Celebrating Our Differences Living Two Faiths in One Marriage
By Mary Heléne Rosenbaum & Stanley Ned Rosenbaum
A Threefold Cord Shall Not Be Broken
In Celebrating Our Differences, we share our experiences in making an interfaith marriage work without losing touch with our own religious roots.
Ned
I was born into a highly assimilated Reform family that had only a tenuous Jewish identity; now I am Coordinator of the Judaic Studies Program at Dickinson College where I am a Professor of Religion and Classics. But my interest is not only academic. As the Talmud says: Study is more important than practice, because study leads to practice. I have become steadily more observant over the years, to the point of now keeping mostly kosher and declining to ride or drive on the Sabbath. In this development, Mary Heléne has assisted, encouraged, and often pushed me along the way to finding my religious home. In Yiddish story writer Chaim Grade’s words, she “shouted at me as though I were a dark cellar and she was calling to someone hiding in me.” Jews especially, but gentiles as well, need to be aware of what religious yearning may be hiding in each of us.
Mary Heléne
I am a practicing Roman Catholic, a lector and teacher in my church. When I felt disaffected in the wake of sweeping changes brought by Vatican II, it was Ned who prodded and challenged me to redefine myself as a Catholic and return to the fold. Today, when I get discouraged at the institution’s attempts to creep back to the rigid certainties of the 50s, he cheers me on to persist in fomenting renewal from within the establishment. For me, the links with tradition combine with the Catholic insistence on the link between soul and body, spirit and flesh, to integrate daily reality with religious feeling and intellectual theology. This is a major way in which Catholic and Jewish approaches to spirituality run in tandem. Where Catholics use sacraments to link sacred and the profane, observant Jews use the wide-ranging ethical and ritual structure developed from Torah and tradition to bind the visible world to the invisible.

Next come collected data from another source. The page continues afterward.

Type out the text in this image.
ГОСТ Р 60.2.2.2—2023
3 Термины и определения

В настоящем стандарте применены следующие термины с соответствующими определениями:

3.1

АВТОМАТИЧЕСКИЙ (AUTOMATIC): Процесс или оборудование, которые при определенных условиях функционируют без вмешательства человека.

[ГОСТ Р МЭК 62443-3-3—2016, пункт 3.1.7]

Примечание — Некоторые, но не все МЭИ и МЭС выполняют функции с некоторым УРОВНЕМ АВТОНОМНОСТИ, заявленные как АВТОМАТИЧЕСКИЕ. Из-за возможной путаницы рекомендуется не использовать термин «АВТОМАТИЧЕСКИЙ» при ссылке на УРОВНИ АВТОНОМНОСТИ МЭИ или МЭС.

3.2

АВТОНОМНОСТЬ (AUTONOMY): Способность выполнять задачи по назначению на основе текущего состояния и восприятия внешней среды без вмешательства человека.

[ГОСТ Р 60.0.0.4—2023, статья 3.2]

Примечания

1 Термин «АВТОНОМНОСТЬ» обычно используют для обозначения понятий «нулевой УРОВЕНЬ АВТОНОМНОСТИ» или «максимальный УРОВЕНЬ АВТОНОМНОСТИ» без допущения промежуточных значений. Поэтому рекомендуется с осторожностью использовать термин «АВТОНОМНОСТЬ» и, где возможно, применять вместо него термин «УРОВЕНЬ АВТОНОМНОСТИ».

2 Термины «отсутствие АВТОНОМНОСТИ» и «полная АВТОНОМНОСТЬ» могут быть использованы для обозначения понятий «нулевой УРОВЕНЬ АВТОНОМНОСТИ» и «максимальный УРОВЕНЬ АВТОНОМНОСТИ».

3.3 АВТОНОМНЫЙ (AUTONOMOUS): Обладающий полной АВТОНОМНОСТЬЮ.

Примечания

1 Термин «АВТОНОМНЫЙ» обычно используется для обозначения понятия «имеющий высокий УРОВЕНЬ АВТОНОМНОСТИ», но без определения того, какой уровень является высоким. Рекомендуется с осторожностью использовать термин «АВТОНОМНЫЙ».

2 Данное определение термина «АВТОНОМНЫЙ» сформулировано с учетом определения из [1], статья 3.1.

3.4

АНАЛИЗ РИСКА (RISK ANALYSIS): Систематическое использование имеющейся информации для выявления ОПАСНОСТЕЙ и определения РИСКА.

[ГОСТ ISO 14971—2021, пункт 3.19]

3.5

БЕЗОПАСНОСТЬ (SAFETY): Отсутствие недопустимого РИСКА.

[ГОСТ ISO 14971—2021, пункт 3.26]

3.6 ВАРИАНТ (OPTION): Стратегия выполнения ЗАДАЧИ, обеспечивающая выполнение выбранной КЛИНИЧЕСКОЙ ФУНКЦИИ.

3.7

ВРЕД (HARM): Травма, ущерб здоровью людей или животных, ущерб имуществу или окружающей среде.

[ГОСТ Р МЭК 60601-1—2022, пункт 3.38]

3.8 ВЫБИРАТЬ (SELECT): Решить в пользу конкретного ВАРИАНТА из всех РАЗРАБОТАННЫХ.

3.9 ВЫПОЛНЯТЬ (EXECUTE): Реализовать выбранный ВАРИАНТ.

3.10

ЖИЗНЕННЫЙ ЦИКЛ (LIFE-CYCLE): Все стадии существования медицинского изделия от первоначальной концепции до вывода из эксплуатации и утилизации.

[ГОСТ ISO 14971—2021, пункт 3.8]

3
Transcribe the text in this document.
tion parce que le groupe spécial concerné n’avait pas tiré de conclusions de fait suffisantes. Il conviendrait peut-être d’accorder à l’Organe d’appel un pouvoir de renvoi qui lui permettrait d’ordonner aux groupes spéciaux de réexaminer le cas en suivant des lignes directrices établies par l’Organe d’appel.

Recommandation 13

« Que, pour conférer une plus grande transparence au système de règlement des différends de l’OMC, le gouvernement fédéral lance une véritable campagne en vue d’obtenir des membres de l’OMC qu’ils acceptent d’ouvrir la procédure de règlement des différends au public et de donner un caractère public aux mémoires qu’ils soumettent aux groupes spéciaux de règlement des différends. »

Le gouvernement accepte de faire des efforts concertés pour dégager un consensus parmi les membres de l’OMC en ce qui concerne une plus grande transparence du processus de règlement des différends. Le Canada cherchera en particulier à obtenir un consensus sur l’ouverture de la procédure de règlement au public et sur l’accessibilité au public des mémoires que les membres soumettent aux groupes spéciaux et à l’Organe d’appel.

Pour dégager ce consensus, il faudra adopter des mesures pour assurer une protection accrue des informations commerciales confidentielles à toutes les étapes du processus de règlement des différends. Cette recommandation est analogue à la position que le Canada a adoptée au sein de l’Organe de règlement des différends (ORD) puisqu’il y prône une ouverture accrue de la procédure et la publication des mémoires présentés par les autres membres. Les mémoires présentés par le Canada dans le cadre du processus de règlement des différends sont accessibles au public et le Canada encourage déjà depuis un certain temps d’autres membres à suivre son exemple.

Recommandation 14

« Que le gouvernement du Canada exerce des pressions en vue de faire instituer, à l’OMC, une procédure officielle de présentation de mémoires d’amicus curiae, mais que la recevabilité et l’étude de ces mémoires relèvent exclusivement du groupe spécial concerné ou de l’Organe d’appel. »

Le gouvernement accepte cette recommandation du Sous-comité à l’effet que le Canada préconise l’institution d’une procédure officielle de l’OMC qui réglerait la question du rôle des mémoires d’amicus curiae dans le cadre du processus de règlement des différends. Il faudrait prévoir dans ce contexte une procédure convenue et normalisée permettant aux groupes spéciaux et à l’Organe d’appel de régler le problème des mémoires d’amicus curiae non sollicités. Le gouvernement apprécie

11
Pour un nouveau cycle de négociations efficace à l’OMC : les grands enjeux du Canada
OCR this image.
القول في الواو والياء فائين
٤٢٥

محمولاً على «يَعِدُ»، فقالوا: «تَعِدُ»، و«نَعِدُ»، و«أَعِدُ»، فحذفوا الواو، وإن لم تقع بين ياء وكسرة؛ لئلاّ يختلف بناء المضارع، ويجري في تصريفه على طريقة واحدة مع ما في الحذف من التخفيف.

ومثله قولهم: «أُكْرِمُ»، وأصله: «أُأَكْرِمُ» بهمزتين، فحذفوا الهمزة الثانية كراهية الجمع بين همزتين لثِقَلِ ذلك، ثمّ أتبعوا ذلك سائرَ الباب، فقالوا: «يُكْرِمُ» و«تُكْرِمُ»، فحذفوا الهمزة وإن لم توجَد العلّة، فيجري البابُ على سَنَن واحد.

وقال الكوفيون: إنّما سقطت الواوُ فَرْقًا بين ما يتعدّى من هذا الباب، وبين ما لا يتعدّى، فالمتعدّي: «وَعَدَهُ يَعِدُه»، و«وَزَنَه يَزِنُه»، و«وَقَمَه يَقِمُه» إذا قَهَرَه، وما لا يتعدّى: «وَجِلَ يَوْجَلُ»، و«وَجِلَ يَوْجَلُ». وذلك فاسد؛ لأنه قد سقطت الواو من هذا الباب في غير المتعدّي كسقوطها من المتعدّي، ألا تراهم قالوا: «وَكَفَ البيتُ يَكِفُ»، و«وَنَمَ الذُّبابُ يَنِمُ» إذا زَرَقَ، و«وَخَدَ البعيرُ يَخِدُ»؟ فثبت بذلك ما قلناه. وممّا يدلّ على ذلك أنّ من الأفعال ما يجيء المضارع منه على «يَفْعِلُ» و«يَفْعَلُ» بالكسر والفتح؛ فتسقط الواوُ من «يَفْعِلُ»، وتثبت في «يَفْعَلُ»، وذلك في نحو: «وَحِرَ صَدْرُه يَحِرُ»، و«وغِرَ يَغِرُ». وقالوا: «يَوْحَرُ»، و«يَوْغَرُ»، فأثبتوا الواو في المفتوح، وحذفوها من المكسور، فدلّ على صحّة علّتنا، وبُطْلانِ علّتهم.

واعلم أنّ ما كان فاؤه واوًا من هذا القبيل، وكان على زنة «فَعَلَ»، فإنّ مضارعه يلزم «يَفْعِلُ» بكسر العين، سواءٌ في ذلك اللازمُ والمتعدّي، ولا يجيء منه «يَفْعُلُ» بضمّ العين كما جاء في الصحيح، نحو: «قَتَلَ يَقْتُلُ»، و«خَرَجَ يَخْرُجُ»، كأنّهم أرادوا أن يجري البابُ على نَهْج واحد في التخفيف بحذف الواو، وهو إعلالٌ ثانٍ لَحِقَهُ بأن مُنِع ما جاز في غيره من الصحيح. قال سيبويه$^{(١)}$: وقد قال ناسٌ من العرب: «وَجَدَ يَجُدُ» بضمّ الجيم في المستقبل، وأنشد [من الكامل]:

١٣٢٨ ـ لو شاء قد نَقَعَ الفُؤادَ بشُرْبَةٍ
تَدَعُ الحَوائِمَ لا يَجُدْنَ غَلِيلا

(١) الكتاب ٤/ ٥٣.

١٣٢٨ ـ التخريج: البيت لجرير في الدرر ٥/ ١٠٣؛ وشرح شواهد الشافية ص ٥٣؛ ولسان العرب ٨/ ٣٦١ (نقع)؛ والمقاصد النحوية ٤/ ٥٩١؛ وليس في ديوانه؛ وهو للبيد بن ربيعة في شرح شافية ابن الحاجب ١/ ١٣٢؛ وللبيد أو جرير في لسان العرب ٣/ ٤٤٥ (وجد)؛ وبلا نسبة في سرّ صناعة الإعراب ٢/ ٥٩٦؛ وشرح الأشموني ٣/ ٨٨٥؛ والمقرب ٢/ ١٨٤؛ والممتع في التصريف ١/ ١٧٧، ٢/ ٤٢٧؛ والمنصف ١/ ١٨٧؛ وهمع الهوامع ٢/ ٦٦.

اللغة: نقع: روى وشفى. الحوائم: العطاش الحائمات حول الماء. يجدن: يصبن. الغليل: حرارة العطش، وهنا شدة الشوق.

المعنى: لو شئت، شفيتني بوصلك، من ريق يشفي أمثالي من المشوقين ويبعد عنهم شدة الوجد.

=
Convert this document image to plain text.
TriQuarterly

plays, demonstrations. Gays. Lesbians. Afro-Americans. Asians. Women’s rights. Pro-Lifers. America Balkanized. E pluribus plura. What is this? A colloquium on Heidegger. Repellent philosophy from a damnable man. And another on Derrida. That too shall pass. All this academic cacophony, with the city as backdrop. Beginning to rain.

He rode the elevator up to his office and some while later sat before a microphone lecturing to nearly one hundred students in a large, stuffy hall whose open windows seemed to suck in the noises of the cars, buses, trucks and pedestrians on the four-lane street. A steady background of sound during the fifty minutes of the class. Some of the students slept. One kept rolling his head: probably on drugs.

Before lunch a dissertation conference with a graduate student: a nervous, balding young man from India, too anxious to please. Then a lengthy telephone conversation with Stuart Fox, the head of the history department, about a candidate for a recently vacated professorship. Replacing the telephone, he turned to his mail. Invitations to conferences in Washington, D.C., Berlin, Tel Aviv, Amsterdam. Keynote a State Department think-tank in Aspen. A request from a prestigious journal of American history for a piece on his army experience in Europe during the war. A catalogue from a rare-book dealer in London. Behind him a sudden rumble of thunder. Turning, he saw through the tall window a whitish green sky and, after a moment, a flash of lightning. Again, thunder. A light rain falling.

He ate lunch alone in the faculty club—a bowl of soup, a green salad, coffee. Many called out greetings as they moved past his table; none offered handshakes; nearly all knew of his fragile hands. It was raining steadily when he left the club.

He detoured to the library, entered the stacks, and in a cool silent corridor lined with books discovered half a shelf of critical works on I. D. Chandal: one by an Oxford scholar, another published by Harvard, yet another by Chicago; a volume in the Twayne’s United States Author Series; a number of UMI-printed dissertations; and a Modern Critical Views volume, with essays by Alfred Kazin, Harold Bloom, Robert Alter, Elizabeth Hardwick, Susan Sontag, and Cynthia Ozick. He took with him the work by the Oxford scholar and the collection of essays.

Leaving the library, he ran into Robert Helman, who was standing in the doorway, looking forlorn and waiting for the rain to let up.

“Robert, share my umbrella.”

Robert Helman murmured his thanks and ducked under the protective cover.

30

Our interreligious marriage has been going strong since 1963. We have successfully negotiated the early years of “voluntary poverty” and round-the-clock diapers. We’ve also weathered our own and each other’s religious ups and downs and come out stronger as individuals and as a couple. We maintain that each of our particular religious commitments has helped strengthen the other, and created a whole that is greater than the sum of its parts.
We have both written articles, given lectures, and conducted workshops on Christian-Jewish marriage. Out of this experience comes our book.